Mentre raccontava confidenzialmente a Peter questa storia, Lord Finnegan non smetteva di ostentare un interesse quasi assoluto per la lievitazione dei suoi nuovi biscotti nel forno, col chiaro intento di manifestare al suo interlocutore una dissociazione o quantomeno una personale indifferenza rispetto agli avvenimenti che gli stava riferendo.
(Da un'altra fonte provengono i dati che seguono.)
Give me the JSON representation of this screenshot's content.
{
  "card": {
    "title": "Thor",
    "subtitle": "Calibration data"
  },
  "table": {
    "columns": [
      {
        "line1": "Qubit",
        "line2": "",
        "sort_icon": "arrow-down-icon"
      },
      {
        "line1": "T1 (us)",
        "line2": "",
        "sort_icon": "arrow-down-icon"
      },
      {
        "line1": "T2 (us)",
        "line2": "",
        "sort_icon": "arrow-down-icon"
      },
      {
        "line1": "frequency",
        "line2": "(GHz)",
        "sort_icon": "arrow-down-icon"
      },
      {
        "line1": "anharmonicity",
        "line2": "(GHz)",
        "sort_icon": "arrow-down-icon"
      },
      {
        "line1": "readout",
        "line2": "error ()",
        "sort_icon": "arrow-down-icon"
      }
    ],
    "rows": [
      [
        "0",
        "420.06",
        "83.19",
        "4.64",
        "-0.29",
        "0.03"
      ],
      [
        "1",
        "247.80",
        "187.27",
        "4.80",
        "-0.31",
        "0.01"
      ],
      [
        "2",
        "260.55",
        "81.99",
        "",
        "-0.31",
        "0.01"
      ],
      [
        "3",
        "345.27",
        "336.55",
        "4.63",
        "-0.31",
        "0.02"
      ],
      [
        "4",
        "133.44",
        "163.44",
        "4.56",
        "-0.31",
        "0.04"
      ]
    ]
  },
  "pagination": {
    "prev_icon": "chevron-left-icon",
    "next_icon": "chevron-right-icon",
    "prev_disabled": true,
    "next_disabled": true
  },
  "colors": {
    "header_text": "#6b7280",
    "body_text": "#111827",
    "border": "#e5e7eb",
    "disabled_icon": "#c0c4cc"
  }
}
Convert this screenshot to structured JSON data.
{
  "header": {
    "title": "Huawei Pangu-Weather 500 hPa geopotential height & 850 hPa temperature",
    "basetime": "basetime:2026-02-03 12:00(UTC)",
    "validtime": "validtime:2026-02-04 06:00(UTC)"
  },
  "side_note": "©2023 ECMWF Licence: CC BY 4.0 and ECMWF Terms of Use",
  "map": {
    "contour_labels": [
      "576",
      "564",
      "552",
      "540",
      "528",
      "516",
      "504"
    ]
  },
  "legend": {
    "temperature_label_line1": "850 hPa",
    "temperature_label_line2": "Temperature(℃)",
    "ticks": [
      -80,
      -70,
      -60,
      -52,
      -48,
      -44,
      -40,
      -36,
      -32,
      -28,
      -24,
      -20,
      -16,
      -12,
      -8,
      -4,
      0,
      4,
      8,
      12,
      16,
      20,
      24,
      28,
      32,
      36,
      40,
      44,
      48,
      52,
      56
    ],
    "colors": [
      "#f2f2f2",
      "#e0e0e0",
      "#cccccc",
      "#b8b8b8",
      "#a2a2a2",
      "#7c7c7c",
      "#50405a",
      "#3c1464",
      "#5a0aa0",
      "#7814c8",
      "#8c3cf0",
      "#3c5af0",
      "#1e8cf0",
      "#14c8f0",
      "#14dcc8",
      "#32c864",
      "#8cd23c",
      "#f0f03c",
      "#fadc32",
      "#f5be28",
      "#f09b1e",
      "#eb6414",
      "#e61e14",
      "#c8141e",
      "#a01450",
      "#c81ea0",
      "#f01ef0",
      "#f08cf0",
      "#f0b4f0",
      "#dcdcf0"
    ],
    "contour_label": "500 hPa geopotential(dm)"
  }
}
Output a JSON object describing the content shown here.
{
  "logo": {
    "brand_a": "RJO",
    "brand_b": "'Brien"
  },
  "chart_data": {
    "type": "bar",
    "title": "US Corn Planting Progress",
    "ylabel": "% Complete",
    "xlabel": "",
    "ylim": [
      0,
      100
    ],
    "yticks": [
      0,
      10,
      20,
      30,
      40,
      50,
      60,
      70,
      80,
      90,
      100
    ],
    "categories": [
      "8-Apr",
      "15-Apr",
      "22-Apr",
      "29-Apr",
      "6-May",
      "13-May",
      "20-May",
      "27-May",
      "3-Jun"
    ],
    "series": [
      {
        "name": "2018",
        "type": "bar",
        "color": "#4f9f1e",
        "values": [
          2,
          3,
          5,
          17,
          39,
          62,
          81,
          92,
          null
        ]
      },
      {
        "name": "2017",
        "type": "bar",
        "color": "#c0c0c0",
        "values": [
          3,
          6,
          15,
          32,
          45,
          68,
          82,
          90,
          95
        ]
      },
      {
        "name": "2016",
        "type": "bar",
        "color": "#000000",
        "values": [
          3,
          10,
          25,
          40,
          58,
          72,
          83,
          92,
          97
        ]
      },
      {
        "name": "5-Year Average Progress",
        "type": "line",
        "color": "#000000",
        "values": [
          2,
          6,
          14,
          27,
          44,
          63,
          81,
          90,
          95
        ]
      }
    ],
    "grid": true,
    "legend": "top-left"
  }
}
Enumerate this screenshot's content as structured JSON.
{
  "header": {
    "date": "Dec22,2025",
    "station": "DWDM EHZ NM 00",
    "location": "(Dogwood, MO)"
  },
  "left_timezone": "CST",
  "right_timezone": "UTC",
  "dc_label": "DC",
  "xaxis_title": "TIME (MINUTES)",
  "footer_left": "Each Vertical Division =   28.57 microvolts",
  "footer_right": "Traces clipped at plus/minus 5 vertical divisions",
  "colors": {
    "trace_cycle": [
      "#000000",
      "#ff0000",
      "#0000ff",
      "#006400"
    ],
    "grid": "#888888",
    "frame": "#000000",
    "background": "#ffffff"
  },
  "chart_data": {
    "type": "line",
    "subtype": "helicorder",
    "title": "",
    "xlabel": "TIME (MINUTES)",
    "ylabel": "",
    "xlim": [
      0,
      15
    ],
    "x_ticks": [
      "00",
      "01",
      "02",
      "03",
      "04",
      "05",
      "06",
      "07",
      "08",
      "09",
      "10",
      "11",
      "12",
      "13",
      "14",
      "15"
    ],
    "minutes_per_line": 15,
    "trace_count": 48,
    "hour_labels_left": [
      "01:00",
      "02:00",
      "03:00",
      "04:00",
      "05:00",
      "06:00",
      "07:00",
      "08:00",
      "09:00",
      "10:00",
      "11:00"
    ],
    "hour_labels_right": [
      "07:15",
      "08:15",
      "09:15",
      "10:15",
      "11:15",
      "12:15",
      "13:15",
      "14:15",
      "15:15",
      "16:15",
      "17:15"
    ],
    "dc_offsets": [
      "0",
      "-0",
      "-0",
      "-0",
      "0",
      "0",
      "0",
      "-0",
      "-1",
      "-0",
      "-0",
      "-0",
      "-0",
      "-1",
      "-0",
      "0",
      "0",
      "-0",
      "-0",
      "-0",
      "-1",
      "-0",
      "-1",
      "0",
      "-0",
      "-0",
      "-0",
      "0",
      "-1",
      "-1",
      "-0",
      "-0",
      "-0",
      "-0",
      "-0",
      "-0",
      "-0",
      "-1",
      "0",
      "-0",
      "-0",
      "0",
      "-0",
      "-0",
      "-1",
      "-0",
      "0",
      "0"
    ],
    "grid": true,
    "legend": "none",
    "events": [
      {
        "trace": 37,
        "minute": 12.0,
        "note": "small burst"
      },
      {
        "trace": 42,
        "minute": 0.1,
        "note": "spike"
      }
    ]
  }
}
Ci sono materie, infatti, e tra queste quasi tutte hanno appunto a che fare con la pubblica morale o con gli affari della chiesa anglicana, sulle quali il galateo dell’aristocrazia britannica – mai scritto ma non per questo meno rigoroso nell’essere applicato – impone di tenere un atteggiamento di prudente impassibilità, non di rado accompagnato dalla disponibile leggerezza di molti argomenti collaterali.